Thursday, November 8, 2007

A Whole New Ballgame

One of the defining decisions of the first Bush term was the President's Executive Order ending the Federal funding of Stem Cell research. This executive decision provides a perfect highlight of Principle #1: People Are the Prime Movers.

Stem Cell research has been and will probably continue to be the new lightening rod of Pro-Life / Pro-Choice debate. The President's decisive action established a clear line of leadership on this issue.

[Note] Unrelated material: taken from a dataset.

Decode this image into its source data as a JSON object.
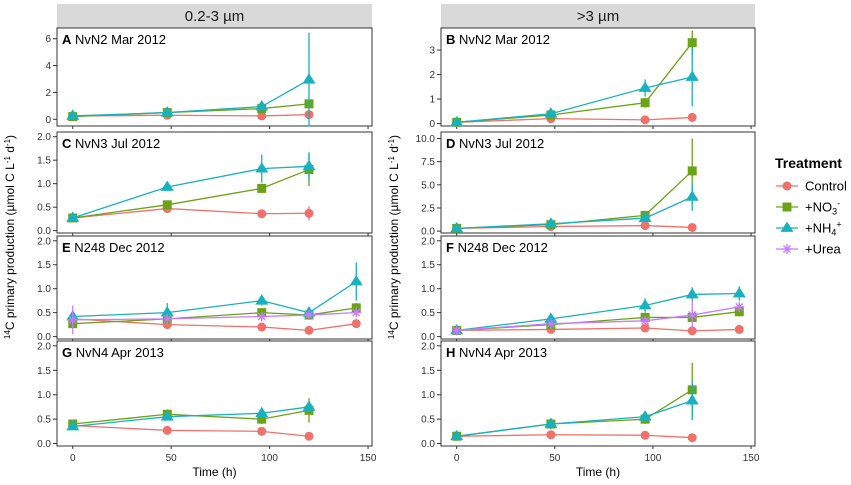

Despite the false hopes, exaggerated claims and shoddy science, this one man - in the right position at the right time - stemmed a tide that may have led to countless thousands of destroyed embryos and a larger desensitizing ripple through human society.


Low and behold, during the intervening years since that decision, the smart money has invested in extracting stem cells from adults - negating the need to destroy embryos. In one recent study, scientists discovered that male testes are a veritable farmyard of stem cells. Apparently, the female ovaries look to provide a similarly fertile field (pun intended).


Adult stem cells taken from testicles could be a source for everything from blood vessels and heart tissue to new brain cells, report Howard Hughes Medical Institute researchers.

Unsurprisingly, the combination (stem cells + testes!) caught the attention of journalists. Australia's ABC News did a nice job of pointing out that the findings, made in mice, have a long way to go before helping people, and that women's ovaries might provide equally adaptable adult stem cells. Scientific American noted that similar findings were made earlier in the year, so at least this isn't a one-off.

The BBC hinted that men would be reluctant because extracting the cells would be "very painful," but didn't say how it's done; apparently it's like getting a biopsy, which I'd imagine is rather less painful than, say, heart disease or dementia. The New York Post covered it briefly -- mostly, I suspect, to let their headline writers have some fun. (The result: "New Ballgame for Stem Cells".)